First I must learn who these people are, but only by looking and not looking like I’m looking. The Arab, the Berber, the woman from the mountains. Per usual, my insides churn with questions that have no particular words for them. First my eyes must see the fruit sellers, the script on every sign, the walls and windows, the green shutters on every window in every wall. First my eyes feel, then my fingers feel. Itchy, cold fingers that long to wrap themselves in the striped blanket around the radish lady’s waist, free from cold and free from curiosity. When I sit down and write poetry (what else can I do when I am overcome inside?) nothing but questions seem to be able to stand on their feet. My periods roll off the page and get lost in the cracks between the tiles. My exclamation marks rocket out the window. Only the question marks hook themselves in and withstand the wind of Morocco.
The same question comes, a confession of a young artist: What the heck am I doing? Certain friends, professors, and parents, will laugh at that. They heard me say it months ago, yet here I am. They told me what I was doing. They made me tell them what I was doing. I finally asked God what I was doing, and he said, “Living.” A new place to live and a new way to live, because you cannot go to a new place and live, and not change at all. Historically, that has not been sustainable or good. Colonial pasts and presents can show us that. Now I am in Tetouan, learning to be an artist. There are so many knew things for me to learn, appreciate, and love. The sound of the fruit sellers outside my studio window calling to their customers in Moroccan Arabic reminds me of all I don’t know yet, nor will ever learn in a month and a half. How can I ever survive being a baby again?
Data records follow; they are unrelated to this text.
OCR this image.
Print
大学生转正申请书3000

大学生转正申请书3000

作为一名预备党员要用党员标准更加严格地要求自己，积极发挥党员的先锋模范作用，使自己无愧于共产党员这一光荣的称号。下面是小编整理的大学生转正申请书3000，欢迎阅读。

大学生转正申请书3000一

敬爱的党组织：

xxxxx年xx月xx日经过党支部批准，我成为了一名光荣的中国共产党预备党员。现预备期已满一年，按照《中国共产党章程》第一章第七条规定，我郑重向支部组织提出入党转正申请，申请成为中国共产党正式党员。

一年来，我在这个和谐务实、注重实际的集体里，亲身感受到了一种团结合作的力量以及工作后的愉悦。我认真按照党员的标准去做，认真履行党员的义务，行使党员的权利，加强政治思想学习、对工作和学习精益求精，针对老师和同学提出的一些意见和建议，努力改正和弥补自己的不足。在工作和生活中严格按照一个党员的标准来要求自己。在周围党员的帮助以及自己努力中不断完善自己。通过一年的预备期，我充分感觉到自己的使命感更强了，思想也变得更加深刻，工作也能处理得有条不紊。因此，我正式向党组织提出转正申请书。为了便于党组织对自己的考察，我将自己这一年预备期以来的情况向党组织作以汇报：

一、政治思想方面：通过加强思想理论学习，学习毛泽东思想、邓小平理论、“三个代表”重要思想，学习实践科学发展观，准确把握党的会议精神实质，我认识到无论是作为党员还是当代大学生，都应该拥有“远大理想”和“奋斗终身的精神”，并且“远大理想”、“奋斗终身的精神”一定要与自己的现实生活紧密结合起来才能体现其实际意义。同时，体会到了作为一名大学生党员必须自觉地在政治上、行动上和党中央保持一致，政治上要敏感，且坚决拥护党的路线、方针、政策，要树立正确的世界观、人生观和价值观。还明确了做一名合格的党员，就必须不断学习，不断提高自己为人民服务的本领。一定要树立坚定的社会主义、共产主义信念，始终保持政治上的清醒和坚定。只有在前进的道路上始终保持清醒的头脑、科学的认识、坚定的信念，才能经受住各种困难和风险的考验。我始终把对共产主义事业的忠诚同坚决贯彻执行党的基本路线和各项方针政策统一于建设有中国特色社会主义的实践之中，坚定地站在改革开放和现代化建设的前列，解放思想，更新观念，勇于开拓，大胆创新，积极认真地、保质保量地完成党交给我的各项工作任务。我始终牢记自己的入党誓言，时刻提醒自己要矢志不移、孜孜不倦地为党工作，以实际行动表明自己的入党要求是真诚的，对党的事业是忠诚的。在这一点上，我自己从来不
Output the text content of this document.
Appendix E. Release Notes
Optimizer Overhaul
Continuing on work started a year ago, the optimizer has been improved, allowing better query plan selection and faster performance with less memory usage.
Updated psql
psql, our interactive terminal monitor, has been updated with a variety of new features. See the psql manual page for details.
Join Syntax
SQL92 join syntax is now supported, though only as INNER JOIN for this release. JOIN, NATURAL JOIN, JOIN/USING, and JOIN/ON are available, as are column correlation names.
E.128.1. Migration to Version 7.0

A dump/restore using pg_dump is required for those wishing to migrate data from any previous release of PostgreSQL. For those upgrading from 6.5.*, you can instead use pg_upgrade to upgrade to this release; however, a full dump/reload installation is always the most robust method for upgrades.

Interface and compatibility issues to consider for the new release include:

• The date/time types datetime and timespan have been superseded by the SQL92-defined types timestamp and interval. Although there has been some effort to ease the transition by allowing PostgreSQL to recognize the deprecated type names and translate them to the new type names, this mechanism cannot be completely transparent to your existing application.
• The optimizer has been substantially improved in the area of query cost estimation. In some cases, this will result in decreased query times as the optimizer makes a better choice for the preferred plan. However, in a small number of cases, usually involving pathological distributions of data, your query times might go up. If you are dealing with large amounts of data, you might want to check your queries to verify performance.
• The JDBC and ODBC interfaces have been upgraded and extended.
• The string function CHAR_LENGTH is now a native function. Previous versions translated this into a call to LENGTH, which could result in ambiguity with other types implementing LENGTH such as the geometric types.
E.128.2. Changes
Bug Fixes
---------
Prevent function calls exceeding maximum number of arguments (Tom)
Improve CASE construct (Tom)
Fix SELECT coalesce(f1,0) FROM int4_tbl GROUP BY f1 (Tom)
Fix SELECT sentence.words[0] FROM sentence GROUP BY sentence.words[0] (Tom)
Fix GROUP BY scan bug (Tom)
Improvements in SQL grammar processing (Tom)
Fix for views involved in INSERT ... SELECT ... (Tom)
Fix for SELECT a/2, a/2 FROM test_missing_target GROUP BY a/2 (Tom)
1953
This fear - of ignorance, of mistakes, of offending - makes me an infant, bawling because I cannot see my mother’s eyes behind her hand. So I say to live is to change, but I cannot grow dangling in midair, knowing nothing. Rather, I must be planted in the good dirt of what I do know. What I know is old. The promises I live in and by and for are older that the rocks on the mountains that rise, framed in every side street. Only by rooting deeper still, I think, will I be flexible enough to bend and be reshaped by this new wind. It laughs through my window at me and blows the dust off my work table.